Oregon’s parks and recreation resources prepare for wildfires this summer

By Alex Reich
On a gloomy Thursday afternoon on Feb. 11, Highway 126 still shows damage from the Holiday Farm Fire. The Holiday Farm Fire was reported to have started on Sep. 7, 2020, and was estimated to be contained on Oct. 29, 2020.

Jeremiah Estrada, News Contributor

Recreational and forestry resources prepare and advise Oregon residents about wildfires that could take place this upcoming summer after the fires that affected areas around the state last year.

Corvallis Parks and Recreation Parks Division Supervisor Josh Hopkins said that parks in the city were not damaged by last year’s fires. Instead, the usage of those locations were affected when they coordinated with Benton County and the Oregon State University McDonald-Dunn Forest to close trail systems and natural areas when the extreme fire danger limited the available firefighting resources.

Hopkins said the Parks and Recreation operations were affected when the air quality index was not safe because of the toxic smoke event. He said it was not safe for employees to work outdoors and it caused a large build-up of ash.

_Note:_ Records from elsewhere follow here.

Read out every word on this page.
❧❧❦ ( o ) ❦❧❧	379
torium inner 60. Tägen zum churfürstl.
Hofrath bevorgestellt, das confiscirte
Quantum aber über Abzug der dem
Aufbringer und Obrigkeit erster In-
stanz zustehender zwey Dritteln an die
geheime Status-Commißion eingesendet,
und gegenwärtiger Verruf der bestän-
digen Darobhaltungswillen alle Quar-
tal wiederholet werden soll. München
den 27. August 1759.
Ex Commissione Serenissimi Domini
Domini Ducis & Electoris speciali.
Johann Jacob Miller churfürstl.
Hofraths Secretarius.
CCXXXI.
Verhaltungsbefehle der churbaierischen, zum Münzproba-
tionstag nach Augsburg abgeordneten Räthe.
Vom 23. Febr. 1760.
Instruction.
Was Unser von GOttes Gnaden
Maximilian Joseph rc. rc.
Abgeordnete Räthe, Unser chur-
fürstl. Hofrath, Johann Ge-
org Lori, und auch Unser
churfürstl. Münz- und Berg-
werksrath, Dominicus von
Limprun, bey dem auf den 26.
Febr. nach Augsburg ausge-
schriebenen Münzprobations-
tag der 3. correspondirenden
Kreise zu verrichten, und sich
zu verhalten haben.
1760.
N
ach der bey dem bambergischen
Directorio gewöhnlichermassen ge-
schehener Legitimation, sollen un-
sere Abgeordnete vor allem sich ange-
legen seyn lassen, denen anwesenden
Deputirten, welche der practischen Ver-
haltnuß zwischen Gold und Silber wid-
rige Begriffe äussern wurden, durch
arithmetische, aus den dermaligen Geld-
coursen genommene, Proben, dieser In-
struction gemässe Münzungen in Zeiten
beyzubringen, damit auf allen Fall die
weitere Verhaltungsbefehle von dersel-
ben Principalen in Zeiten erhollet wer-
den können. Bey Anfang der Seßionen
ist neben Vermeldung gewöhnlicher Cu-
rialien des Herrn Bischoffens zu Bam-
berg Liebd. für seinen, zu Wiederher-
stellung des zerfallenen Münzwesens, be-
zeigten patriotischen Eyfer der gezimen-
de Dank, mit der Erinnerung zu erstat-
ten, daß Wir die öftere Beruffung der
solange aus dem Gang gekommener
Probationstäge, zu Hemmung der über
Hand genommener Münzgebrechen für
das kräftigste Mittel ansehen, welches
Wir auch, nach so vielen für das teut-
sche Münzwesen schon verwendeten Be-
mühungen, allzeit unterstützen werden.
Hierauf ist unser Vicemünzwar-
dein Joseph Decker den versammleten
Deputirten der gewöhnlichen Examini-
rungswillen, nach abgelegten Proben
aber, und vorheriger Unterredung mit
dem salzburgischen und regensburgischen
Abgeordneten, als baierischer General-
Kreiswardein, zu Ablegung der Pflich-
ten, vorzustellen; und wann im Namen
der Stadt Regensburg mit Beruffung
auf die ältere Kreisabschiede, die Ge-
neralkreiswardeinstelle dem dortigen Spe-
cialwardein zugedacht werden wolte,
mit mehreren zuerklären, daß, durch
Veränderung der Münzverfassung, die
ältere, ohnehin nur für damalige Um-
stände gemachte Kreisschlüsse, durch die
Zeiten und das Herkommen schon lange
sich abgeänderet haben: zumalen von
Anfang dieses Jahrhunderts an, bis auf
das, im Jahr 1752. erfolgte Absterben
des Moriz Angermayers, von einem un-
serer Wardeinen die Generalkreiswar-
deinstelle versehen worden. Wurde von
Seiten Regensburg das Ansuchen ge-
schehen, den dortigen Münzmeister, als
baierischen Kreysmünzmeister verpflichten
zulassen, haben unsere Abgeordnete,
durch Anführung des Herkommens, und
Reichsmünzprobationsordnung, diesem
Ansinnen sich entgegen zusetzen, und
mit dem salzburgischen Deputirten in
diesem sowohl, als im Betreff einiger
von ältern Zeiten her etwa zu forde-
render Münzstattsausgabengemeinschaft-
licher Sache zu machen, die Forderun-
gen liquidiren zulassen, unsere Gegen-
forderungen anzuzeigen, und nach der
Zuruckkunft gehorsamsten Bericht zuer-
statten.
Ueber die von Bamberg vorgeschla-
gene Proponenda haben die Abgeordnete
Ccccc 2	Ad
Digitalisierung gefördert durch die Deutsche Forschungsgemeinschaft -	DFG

This required cleanup across the park system from sports courts, pathways and patio areas.

“The City of Corvallis Parks and Recreation Department maintains a mowing cycle in our Natural Areas with fire risk in mind,” Hopkins said. “We cut fire breaks in some areas and keep the grass height from being overgrown to limit fuel loads and lower the risk of potential spread. We have an excellent staff that is committed to monitoring daily fire risk levels and atmospheric conditions and adjust our equipment usage to match the conditions to help lower the risk of ignition.”

Oregon Parks and Recreation Department Public Affair Specialist Jo Niehaus said that every spring, they join the rest of the state in the Keep Oregon Green campaign. This takes place in May which is National Wildfire Awareness Month. 

According to Niehaus, they make sure any state park visitors are aware of precautions they should take to prevent fires including if there is an ongoing fire ban. Fire bans happen when conditions are too dry or too windy and it is not safe to build a campfire. 

“We also want people to be on their toes when it gets really dry and crispy out, that situations can change quickly andthere may be evacuations if fires happen,” Niehaus said. “If they do, you may be getting a ranger knocking on your RV door or making announcements around your tent late at night so that people should be ready to pack up quickly if it comes to that point.”

OSU Forestry Professor John Bailey said there is a focus on the wildland-urban interface, where wildland areas mix with houses and neighborhoods in order to protect them. The Parks and Recreation Department, plus rural fire department and city fire departments work with the homeowners and neighborhoods to prevent these incidents.

“If you look at high-density housing, when one house catches on fire, it typically takes the whole block,” Bailey said. “We stand or fall together when a wildfire comes pouring into the wildland-urban interface.”

Niehaus said visitors and campers should be correctly putting out their fires before they leave Oregon parks using water, not dirt or sand. She said they should also only bring proper fuels and make sure they do not start any accidental fires. Accidents can be started by the use of fireworks where it is not allowed or dragging chains in areas that could potentially cause sparks.

According to Hopkins, areas are closed from public use to lower the risk of accidental fire if the conditions call for that action and are usually done in coordination with neighboring agencies. They post signage with fire warnings and prohibitions of fireworks and that fires are not allowed outside of designated barbeques and fire pits. Social media is also used to inform the public of these updates and reminders of fire safety.

Hopkins said it helps to maintain a defensible space around homes and property as well as following proper storage recommendations for chemicals and fuels to lower the potential impact of fire.

“Having an evacuation plan in place that identifies responsibilities for family members and what essentials to take not only lowers the stress of a future fire event, but can be lifesaving,” Hopkins said. “Additionally, making sure your evacuation plan includes what to do with your pets or livestock.”

Bailey said it is important to prepare a go-bag to bring when evacuation is necessary. Items to pack include water, food, important documents, a change of clothes and a toothbrush.

Bailey said that people should listen to the authorities to know when they need to evacuate一 a three-step process called “Ready, Set, Go!” He said these stages include assembling important items so you are ready to leave, packing it into a car so you are set to go and going either beforehand or immediately when instructed to evacuate by authorities.

According to Niehaus, Oregon’s Recreation Site Status Map is a resource that shows what state and federal recreation areas are open, in regards to a fire in addition to other hazards. This includes state parks, Bureau of Land Management campgrounds, Oregon Department of Forestry, US Army Corps of Engineers and U.S. Forest Service campgrounds and trails. 

Niehaus said fire season seems to be changing and how the outcome of the season depends on the amount of rainfall received. She said they have traditionally been seeing hotter and warmer weather towards early fall and late summer in Oregon and that more fire activity is seen earlier too.

“Keeping fire safety and fire awareness at the forefront of their recreational pursuits is very important,” Hopkins said.